Computerised canes may be better tools to steer blind people around obstacles
people with visual impairment can now take help of a newly developed cane that would use sonar beams to guide them. Sonar is a system for detecting the position of objects by emmiting sound pulses. Johann Borenstein and Iwan Ulrich, mechanical engineers at the University of Michigan, usa , have designed this cane. The cane is similar in look to a traditional white cane but it has a semicircular black box on two wheels attached to its bottom end. Whenever the user pushes the cane along, a semicircular array of ultrasonic sensors projects a sonar beam in front to detect objects. In this course, the ultrasonic pulses bounce off obstacles up to 1.8 metres ahead and reflect back to sensors at the base of the cane (Discover , Vol 18, No 11).
Once the pulses reach the sensors, the wheels in the black box automatically turn and pass around the obstacle. It helps the user to feel the movement and follows along. Borenstein says that a person may soon become attuned to the movement of the cane and may start walking at about normal speed.
The weight of the device is nearly 3.6 kg. It resembles an upright vacuum cleaner. The device has steering motors for the two wheels, a small onboard computer to control the steering, and an array of ultrasonic sensors. The person sets the initial direction of travel with a thumb activated joystick on the cane's handle. When the user takes the cane along, the onboard computer changes the wheel positions to avoid meeting the obstacle. After crossing the obstacle, the cane returns to its original direction.

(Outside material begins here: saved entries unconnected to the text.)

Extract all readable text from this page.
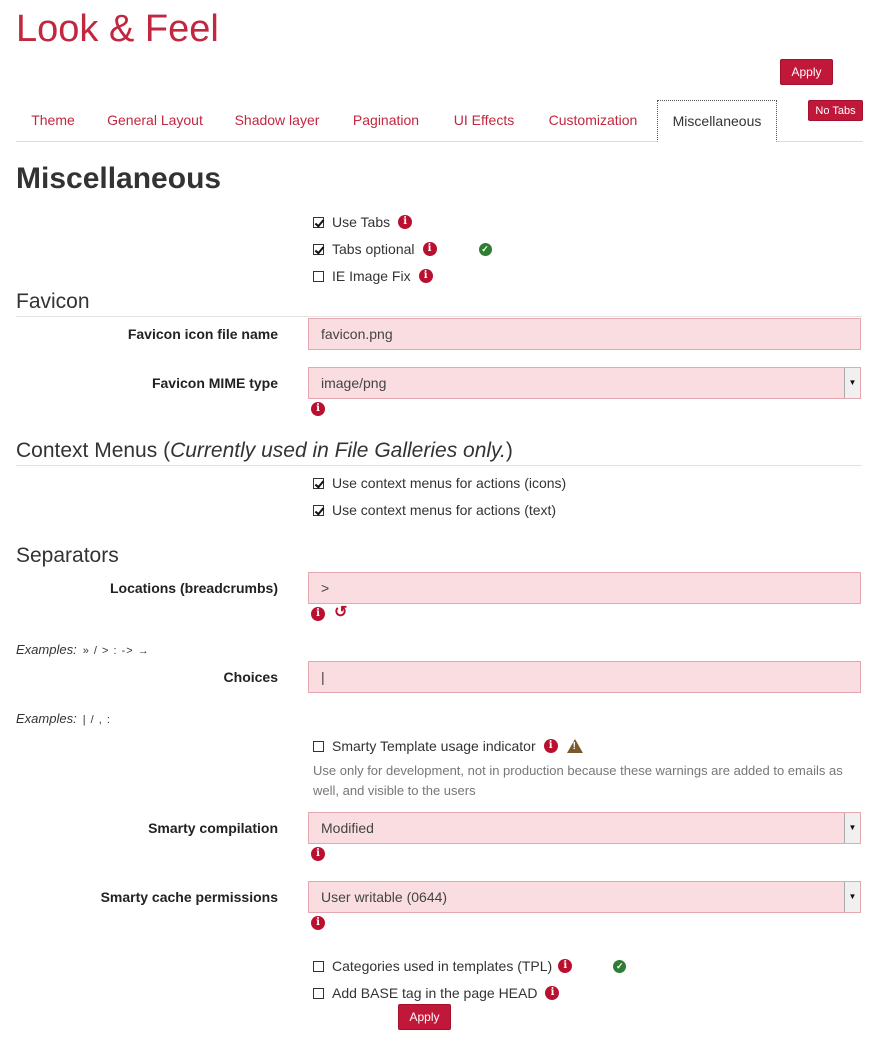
Look & Feel
Apply
No Tabs
Theme	General Layout	Shadow layer	Pagination	UI Effects	Customization	Miscellaneous
Miscellaneous
Use Tabs	i
Tabs optional	i	✓
IE Image Fix	i
Favicon
Favicon icon file name	favicon.png
Favicon MIME type	image/png	▼
i
Context Menus (Currently used in File Galleries only.)
Use context menus for actions (icons)
Use context menus for actions (text)
Separators
Locations (breadcrumbs)	>
i ↺
Examples: » / > : -> →
Choices	|
Examples: | / , :
Smarty Template usage indicator	i	!
Use only for development, not in production because these warnings are added to emails as well, and visible to the users
Smarty compilation	Modified	▼
i
Smarty cache permissions	User writable (0644)	▼
i
Categories used in templates (TPL)	i	✓
Add BASE tag in the page HEAD	i
Apply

Even if the device is very useful for the visually impaired, it has many drawbacks too. The ultrasonic pulses can be deflected away from the sensors if they hit smooth surfaces such as glass doors. So the detection of the obstacle may not be easy for the device. Whereas some objects such as tables may exceed the reach of the sensors. But the researchers are optimistic that the sonar cane itself will be able to handle such situations in a few years. The device would cost nearly us $4,000.